I start meetings and introductions by inviting participants to share their name and pronoun. Why?
For a cisgender person (a person whose gender is in alignment with the sex they were assigned at birth), there is little to no risk in sharing your pronouns. When you’ve never questioned what pronouns people use for you, or even thought about the idea of pronouns, sharing your pronouns online is easy and costs you nothing. For a person who is transgender or nonbinary, sharing pronouns can be a bit riskier. For a trans or nonbinary person, sharing their pronouns can spark a lengthier conversation or offensive commentary.
That’s why we ask cisgender people to lead the change by sharing pronouns. It normalizes the process, has little risk, and actually makes for a safer environment for everyone.(Adapted from this blog.)
As recently as the last few years, a request to share your pronoun would be rare, if occurring at all, in most workplaces. As more workplaces invest in 2SLGBTQI+ inclusion and gender-inclusive workplaces, pronouns have become a significant focal point. From pronouns listed on email signatures and business cards to pronoun buttons worn by employees and at events.
Here is an image from an event I attended last week. Pronoun stickers were available to add to nametags. This is a great example of an inclusive practice.
Pronoun use is so embedded throughout everyday interactions, it is easy to take for granted how much we rely on signals and assumptions for statements. “She will take the lead on the project.” “Make sure you call him to let him know the update.” “Will they be part of the meeting today?”
In addition, many people fall back on gendered language to express respect, formality, and/or convey a customer friendly tone:
- Ladies and gentlemen, welcome aboard and thank you for flying with us this morning.
- Sir, did you want to see this phone or the newer model?
- Ma’am, I can help you at this counter.
Much like our individual names, pronouns are tied to our deepest sense of identity. They articulate who we are and how the outside world should recognize and address us.
Consider the feeling you encounter when someone calls you by the wrong name despite having introduced oneself.
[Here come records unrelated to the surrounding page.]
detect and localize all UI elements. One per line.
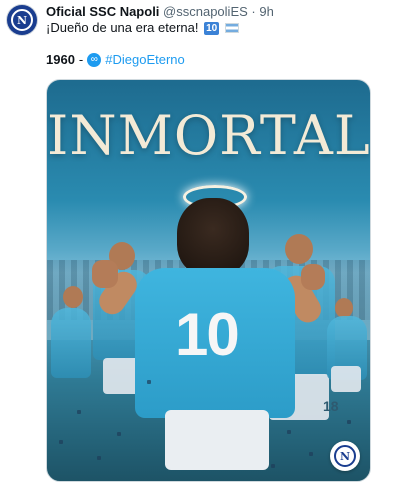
post-header: Oficial SSC Napoli @sscnapoliES · 9h (46, 4, 274, 20)
napoli-badge-icon: N (330, 441, 360, 471)
confetti (77, 410, 81, 414)
keycap-10-icon: 10 (204, 22, 220, 35)
confetti (309, 452, 313, 456)
confetti (287, 430, 291, 434)
author-handle[interactable]: @sscnapoliES (163, 4, 248, 19)
confetti (97, 456, 101, 460)
side-jersey-number: 18 (323, 398, 339, 414)
post-text: ¡Dueño de una era eterna! 10 (46, 20, 239, 36)
dash-text: - (78, 52, 84, 67)
player-head-far-left (63, 286, 83, 308)
right-fist (301, 264, 325, 290)
badge-letter: N (339, 449, 351, 463)
image-headline: INMORTAL (47, 104, 371, 167)
avatar-letter: N (16, 13, 28, 27)
napoli-logo-icon: N (11, 9, 33, 31)
separator: · (251, 4, 256, 19)
confetti (59, 440, 63, 444)
infinity-hashflag-icon: ∞ (87, 53, 102, 67)
jersey-number: 10 (175, 301, 240, 368)
year-text: 1960 (46, 52, 75, 67)
player-far-right-shorts (331, 366, 361, 392)
main-player-shorts (165, 410, 269, 470)
player-head-right (285, 234, 313, 264)
confetti (117, 432, 121, 436)
player-hair (177, 198, 249, 276)
hashtag-link[interactable]: #DiegoEterno (105, 52, 185, 68)
post-image[interactable]: INMORTAL 18 10 N (46, 79, 371, 482)
player-far-left (51, 308, 91, 378)
argentina-flag-icon (224, 23, 239, 33)
confetti (147, 380, 151, 384)
post-time[interactable]: 9h (259, 4, 273, 19)
left-fist (92, 260, 118, 288)
avatar[interactable]: N (7, 5, 37, 35)
post-text-content: ¡Dueño de una era eterna! (46, 20, 199, 35)
hashtag-line: 1960 - ∞ #DiegoEterno (46, 52, 185, 68)
confetti (271, 464, 275, 468)
confetti (347, 420, 351, 424)
author-name[interactable]: Oficial SSC Napoli (46, 4, 159, 19)
player-head-far-right (335, 298, 353, 318)
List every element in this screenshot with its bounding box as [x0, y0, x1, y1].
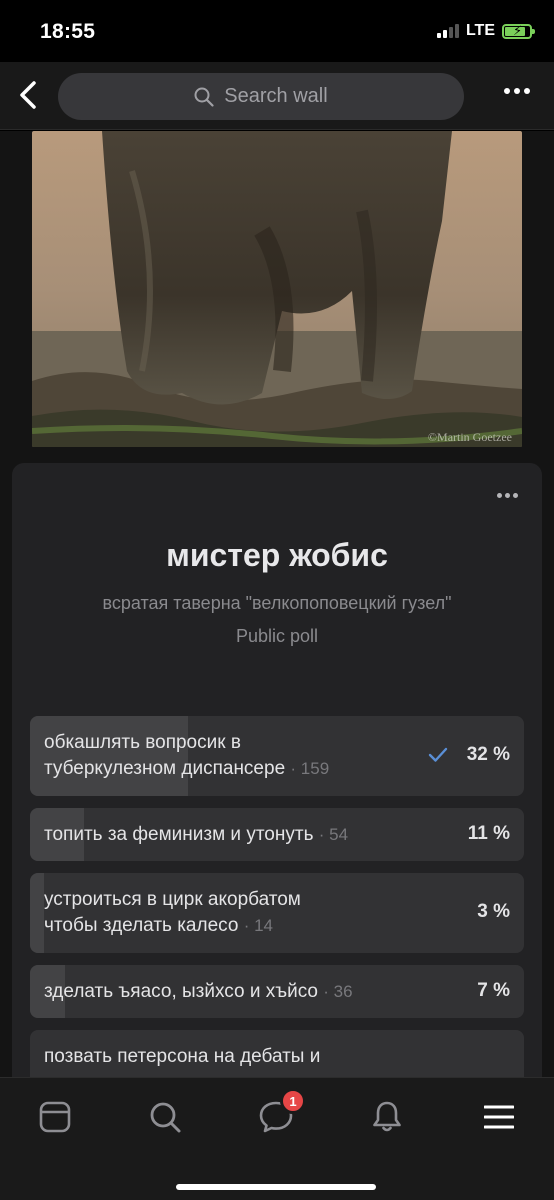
- tab-search[interactable]: [142, 1094, 188, 1140]
- photo-watermark: ©Martin Goetzee: [428, 430, 512, 444]
- poll-option-percent: 3 %: [477, 901, 510, 922]
- poll-option-text: устроиться в цирк акорбатом: [44, 889, 301, 910]
- poll-type: Public poll: [235, 626, 319, 646]
- poll-option-fill: [30, 873, 44, 953]
- poll-option-votes: · 36: [323, 982, 353, 1001]
- poll-option[interactable]: обкашлять вопросик в туберкулезном диспа…: [30, 716, 524, 796]
- status-indicators: LTE ⚡: [436, 22, 535, 40]
- signal-icon: [436, 24, 459, 38]
- bottom-tab-bar: 1: [0, 1077, 554, 1200]
- chevron-left-icon: [20, 81, 36, 109]
- poll-title: мистер жобис: [166, 537, 388, 573]
- poll-option[interactable]: устроиться в цирк акорбатом чтобы зделат…: [30, 873, 524, 953]
- feed-icon: [39, 1101, 71, 1133]
- search-wall-input[interactable]: Search wall: [58, 73, 464, 120]
- poll-option-text: топить за феминизм и утонуть: [44, 824, 314, 845]
- poll-option-text: зделать ъяасо, ызйхсо и хъйсо: [44, 981, 318, 1002]
- home-indicator[interactable]: [176, 1184, 376, 1190]
- top-navigation-bar: Search wall: [0, 62, 554, 130]
- poll-option-percent: 11 %: [467, 823, 510, 844]
- wall-feed[interactable]: ©Martin Goetzee мистер жобис всратая тав…: [0, 131, 554, 1077]
- post-photo[interactable]: ©Martin Goetzee: [32, 131, 522, 447]
- poll-option-percent: 32 %: [466, 744, 510, 765]
- search-placeholder: Search wall: [224, 85, 328, 107]
- poll-author: всратая таверна "велкопоповецкий гузел": [102, 593, 452, 613]
- poll-more-button[interactable]: [497, 493, 518, 498]
- checkmark-icon: [428, 747, 448, 762]
- search-icon: [150, 1102, 181, 1133]
- poll-option-text: чтобы зделать калесо: [44, 915, 239, 936]
- tab-notifications[interactable]: [364, 1094, 410, 1140]
- poll-option[interactable]: позвать петерсона на дебаты и: [30, 1030, 524, 1077]
- poll-option[interactable]: топить за феминизм и утонуть · 54 11 %: [30, 808, 524, 861]
- more-options-button[interactable]: [504, 88, 530, 94]
- tab-news-feed[interactable]: [32, 1094, 78, 1140]
- bell-icon: [373, 1101, 401, 1132]
- hamburger-menu-icon: [484, 1105, 514, 1129]
- poll-card: мистер жобис всратая таверна "велкопопов…: [12, 463, 542, 1077]
- animal-in-mud-image: ©Martin Goetzee: [32, 131, 522, 447]
- tab-menu[interactable]: [476, 1094, 522, 1140]
- poll-option-votes: · 14: [243, 916, 274, 935]
- network-type: LTE: [465, 22, 495, 39]
- poll-option-text: обкашлять вопросик в: [44, 732, 241, 753]
- poll-option-text: туберкулезном диспансере: [44, 758, 286, 779]
- poll-option-percent: 7 %: [477, 980, 510, 1001]
- back-button[interactable]: [12, 78, 46, 112]
- search-icon: [194, 87, 214, 107]
- messages-unread-badge: 1: [280, 1088, 306, 1114]
- status-bar: 18:55 LTE ⚡: [0, 0, 554, 62]
- poll-option-votes: · 159: [290, 759, 330, 778]
- status-time: 18:55: [40, 20, 96, 43]
- poll-option-text: позвать петерсона на дебаты и: [44, 1046, 321, 1067]
- battery-icon: ⚡: [502, 23, 535, 39]
- poll-option[interactable]: зделать ъяасо, ызйхсо и хъйсо · 36 7 %: [30, 965, 524, 1018]
- poll-option-votes: · 54: [318, 825, 349, 844]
In this situation, most of us are often racked with a sense of invalidation: Didn’t I tell them my name already? Why did they forget? Did they not care enough to know me? Unfortunately, many of those who know the importance of correct pronoun usage are often those who have most experienced the pain and discomfort associated with being misgendered.
Utilizing inclusive pronoun practices in the workplace is vital in building organizational cultures of respect and belonging not just for the 2SLGBTQIA+ community, but for anyone who in some way challenges the traditional model of gender identity and expression.
Meetings present key opportunities to socialize pronouns in everyday operations. They can serve as routine mechanisms to build cultures of respect by informing employees—new and existing—of which pronouns to use when referring to colleagues.
Utilize gender-neutral greetings when addressing groups of people. Choose from a variety of greetings to replace gendered introductions like ladies and gentlemen which can alienate staff who identify differently. Options can include:
- All of you
- Valued guests
Ensure there are opportunities early on for applicants and interviewees to disclose pronouns.
Displaying Pronouns- Email Signatures
It is increasingly common to see the addition of pronouns in email signatures, as more companies are implementing efforts to share pronouns in this way. Email signatures are simple, cost-effective ways for individuals to communicate their personal pronouns to colleagues.
Did you Know?
In 2019, Merriam-Webster added the singular use of the pronoun they to its dictionary to acknowledge the increased adoption of the word by the non-binary community. In 2019, the dictionary named they as its word of the year after internet searches for the term rose by 313% from the previous year (Locker, 2019).
While the non-binary community’s embrace of they is a relatively newer concept, the use of they in singular form is not. In fact, they has been used in singular form for over 600 years because the English language “famously lacks a gender-neutral singular pronoun to correspond neatly with singular pronouns like everyone or someone (Locker, 2019).”
Strategies for inclusion around using pronouns:
- Meetings present key opportunities to socialize pronouns in everyday operations.
- Utilize gender-neutral greetings when addressing groups of people.
Ensure there are opportunities early on for job applicants and interviewees to disclose pronouns.
Email signatures are simple, cost-effective ways for individuals to communicate their personal pronouns to colleagues.